Talking Heads leader David Byrne is still pursueing his lawsuit against Gov. Charlie Crist for using one of his songs in a YouTube campaign ad. He wants $1 million because he believes the ad suggests that he endorsed Crist and did harm to his reputation. Today he explained the situation to Rolling Stone.
"Anyone viewing the ad and hearing me singing would assume that I endorse Crist. There is no way I can now contact all those people and their friends and families and explain that that is not the case," says Byrne.
Listen, we respect the hell out of Byrne as a musician, but $1 million? Really? The most viewed video on Charlie's YouTube page has only a little over 12,000 views. Most of the videos are lucky if they break 1000 views, so at most we're betting only a few thousand people actually saw the ad (which is now down). More people have actually heard about the lawsuit at this point than saw the ad in the first place. Maybe it wouldn't be so hard to "contact all those people."
Byrne also says there's no chance for a settlement.
"We tried hard to resolve this before filing the lawsuit. Our legal system has the problem that money often dictates whether someone files a lawsuit or not. It's often assumed, rightly, by the powerful, that the little guy won't spend the money to take it to court. I was left with no choice but to file this lawsuit. I'm sure we will continue to explore settlement options."
Crist's campaign is pretty stretched for cash at the moment, running with out the backing of a major party and what not, and Crist himself isn't a rich man. He's never even owned a house (well, of course, he's got that rich wife now...).
Byrne's Talking Heads meanwhile had a string of gold and platinum records. While Byrne hasn't licensed his music for commercials before, he certainly has licensed them for movie soundtracks.

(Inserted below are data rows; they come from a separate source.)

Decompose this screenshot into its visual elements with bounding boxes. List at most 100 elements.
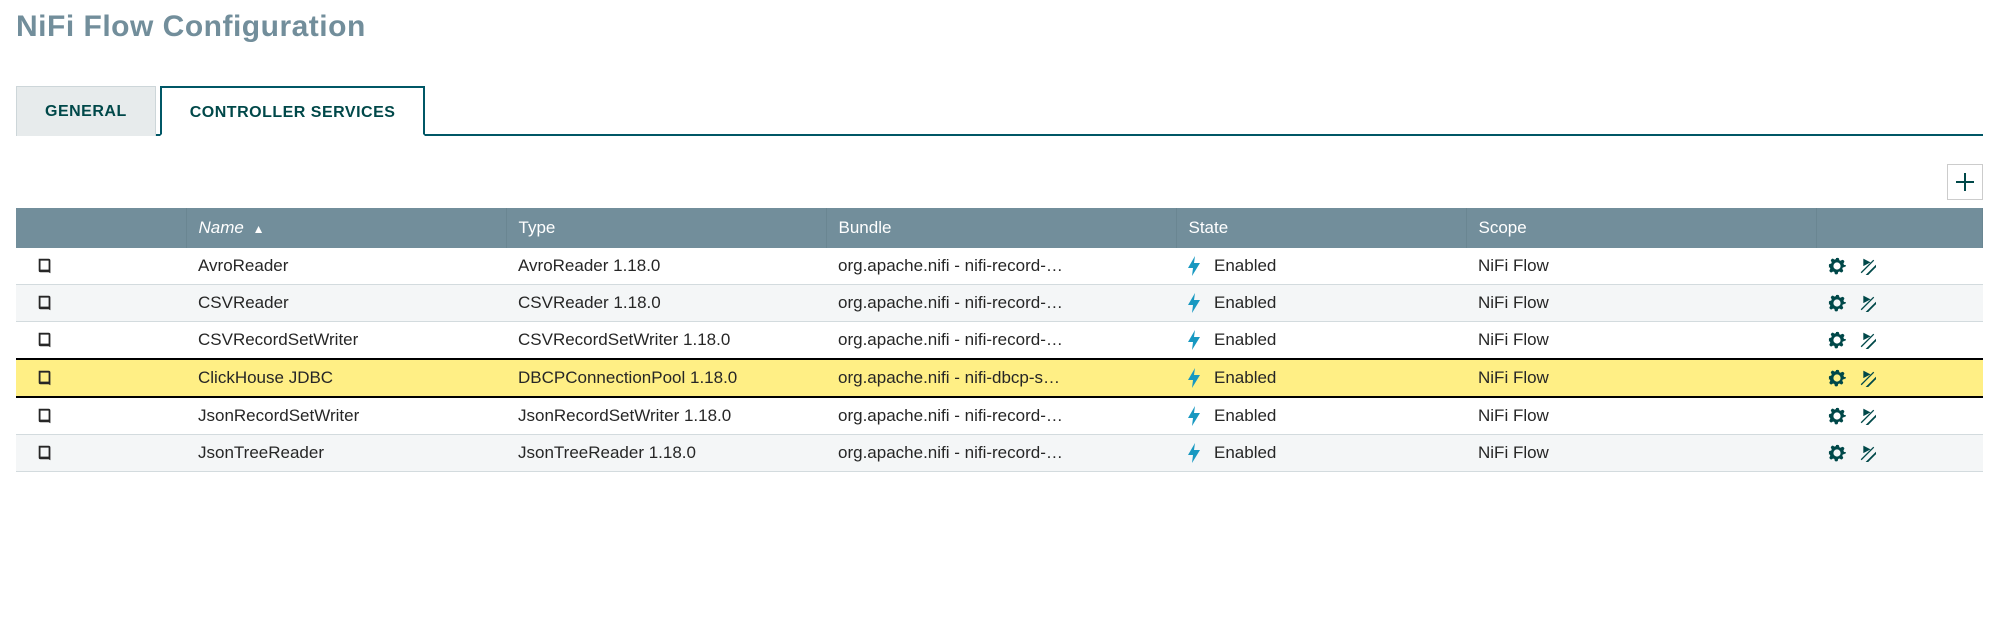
col-header-name[interactable]: Name ▲ <box>186 208 506 248</box>
gear-icon <box>1828 369 1846 387</box>
row-actions <box>1816 248 1983 285</box>
row-doc-icon-cell <box>16 359 186 397</box>
row-type: AvroReader 1.18.0 <box>506 248 826 285</box>
disable-icon <box>1858 294 1876 312</box>
row-state-label: Enabled <box>1214 330 1276 350</box>
bolt-icon <box>1188 368 1200 388</box>
configure-button[interactable] <box>1828 257 1846 275</box>
table-row[interactable]: ClickHouse JDBC DBCPConnectionPool 1.18.… <box>16 359 1983 397</box>
row-type: JsonTreeReader 1.18.0 <box>506 435 826 472</box>
row-doc-icon-cell <box>16 322 186 360</box>
row-scope: NiFi Flow <box>1466 322 1816 360</box>
row-actions <box>1816 435 1983 472</box>
col-header-name-label: Name <box>199 218 244 237</box>
row-name: JsonRecordSetWriter <box>186 397 506 435</box>
bolt-icon <box>1188 293 1200 313</box>
row-type: DBCPConnectionPool 1.18.0 <box>506 359 826 397</box>
row-scope: NiFi Flow <box>1466 359 1816 397</box>
book-icon[interactable] <box>36 369 54 387</box>
disable-icon <box>1858 369 1876 387</box>
bolt-icon <box>1188 406 1200 426</box>
disable-button[interactable] <box>1858 257 1876 275</box>
add-controller-service-button[interactable] <box>1947 164 1983 200</box>
row-type: JsonRecordSetWriter 1.18.0 <box>506 397 826 435</box>
table-row[interactable]: AvroReader AvroReader 1.18.0 org.apache.… <box>16 248 1983 285</box>
configure-button[interactable] <box>1828 294 1846 312</box>
row-bundle: org.apache.nifi - nifi-record-… <box>826 435 1176 472</box>
row-state-cell: Enabled <box>1176 397 1466 435</box>
book-icon[interactable] <box>36 257 54 275</box>
row-state-cell: Enabled <box>1176 248 1466 285</box>
row-state-label: Enabled <box>1214 443 1276 463</box>
col-header-state[interactable]: State <box>1176 208 1466 248</box>
row-actions <box>1816 359 1983 397</box>
row-bundle: org.apache.nifi - nifi-record-… <box>826 397 1176 435</box>
book-icon[interactable] <box>36 294 54 312</box>
row-name: AvroReader <box>186 248 506 285</box>
col-header-bundle[interactable]: Bundle <box>826 208 1176 248</box>
configure-button[interactable] <box>1828 331 1846 349</box>
row-type: CSVRecordSetWriter 1.18.0 <box>506 322 826 360</box>
row-state-cell: Enabled <box>1176 285 1466 322</box>
gear-icon <box>1828 257 1846 275</box>
row-name: JsonTreeReader <box>186 435 506 472</box>
row-actions <box>1816 397 1983 435</box>
bolt-icon <box>1188 443 1200 463</box>
row-scope: NiFi Flow <box>1466 248 1816 285</box>
gear-icon <box>1828 294 1846 312</box>
row-bundle: org.apache.nifi - nifi-record-… <box>826 248 1176 285</box>
table-row[interactable]: CSVReader CSVReader 1.18.0 org.apache.ni… <box>16 285 1983 322</box>
row-state-cell: Enabled <box>1176 435 1466 472</box>
gear-icon <box>1828 331 1846 349</box>
row-state-label: Enabled <box>1214 256 1276 276</box>
row-state-label: Enabled <box>1214 293 1276 313</box>
book-icon[interactable] <box>36 331 54 349</box>
col-header-icon[interactable] <box>16 208 186 248</box>
row-scope: NiFi Flow <box>1466 397 1816 435</box>
row-bundle: org.apache.nifi - nifi-record-… <box>826 322 1176 360</box>
col-header-type[interactable]: Type <box>506 208 826 248</box>
row-doc-icon-cell <box>16 285 186 322</box>
row-name: ClickHouse JDBC <box>186 359 506 397</box>
gear-icon <box>1828 444 1846 462</box>
row-state-cell: Enabled <box>1176 359 1466 397</box>
configure-button[interactable] <box>1828 369 1846 387</box>
sort-asc-icon: ▲ <box>253 222 265 236</box>
book-icon[interactable] <box>36 444 54 462</box>
disable-button[interactable] <box>1858 444 1876 462</box>
page-title: NiFi Flow Configuration <box>16 10 1983 44</box>
table-row[interactable]: CSVRecordSetWriter CSVRecordSetWriter 1.… <box>16 322 1983 360</box>
row-bundle: org.apache.nifi - nifi-record-… <box>826 285 1176 322</box>
row-name: CSVReader <box>186 285 506 322</box>
tabs: GENERAL CONTROLLER SERVICES <box>16 84 1983 136</box>
bolt-icon <box>1188 256 1200 276</box>
configure-button[interactable] <box>1828 407 1846 425</box>
configure-button[interactable] <box>1828 444 1846 462</box>
row-scope: NiFi Flow <box>1466 285 1816 322</box>
tab-controller-services[interactable]: CONTROLLER SERVICES <box>160 86 426 136</box>
disable-button[interactable] <box>1858 294 1876 312</box>
row-doc-icon-cell <box>16 248 186 285</box>
table-row[interactable]: JsonRecordSetWriter JsonRecordSetWriter … <box>16 397 1983 435</box>
disable-button[interactable] <box>1858 407 1876 425</box>
gear-icon <box>1828 407 1846 425</box>
disable-icon <box>1858 331 1876 349</box>
controller-services-table: Name ▲ Type Bundle State Scope AvroReade… <box>16 208 1983 472</box>
row-bundle: org.apache.nifi - nifi-dbcp-s… <box>826 359 1176 397</box>
col-header-scope[interactable]: Scope <box>1466 208 1816 248</box>
disable-button[interactable] <box>1858 331 1876 349</box>
disable-icon <box>1858 257 1876 275</box>
bolt-icon <box>1188 330 1200 350</box>
plus-icon <box>1956 173 1974 191</box>
row-type: CSVReader 1.18.0 <box>506 285 826 322</box>
col-header-actions <box>1816 208 1983 248</box>
row-actions <box>1816 285 1983 322</box>
book-icon[interactable] <box>36 407 54 425</box>
row-actions <box>1816 322 1983 360</box>
disable-icon <box>1858 444 1876 462</box>
row-scope: NiFi Flow <box>1466 435 1816 472</box>
table-row[interactable]: JsonTreeReader JsonTreeReader 1.18.0 org… <box>16 435 1983 472</box>
row-state-label: Enabled <box>1214 406 1276 426</box>
tab-general[interactable]: GENERAL <box>16 86 156 136</box>
disable-button[interactable] <box>1858 369 1876 387</box>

Soundtracks from such respectable films as Transformers 2: Revenge of the Fallen, He's Just Not That Into You, Baby Mama, Bi the Way, The Benchwarmers, Sky High, Bewitched, 13 Going on 30, and of course the classic live action adaptation of Inspector Gadget.
We're not exactly buying Byrne's claim that he's "the little guy" who cares so deeply about the way his music is used. We mean He's Just Not That Into You, really?
If Byrne wants to make a point about musician's rights to how there songs are used, that's great, but a milli for a YouTube thing no one saw? The price just strikes us as a little ridiculous.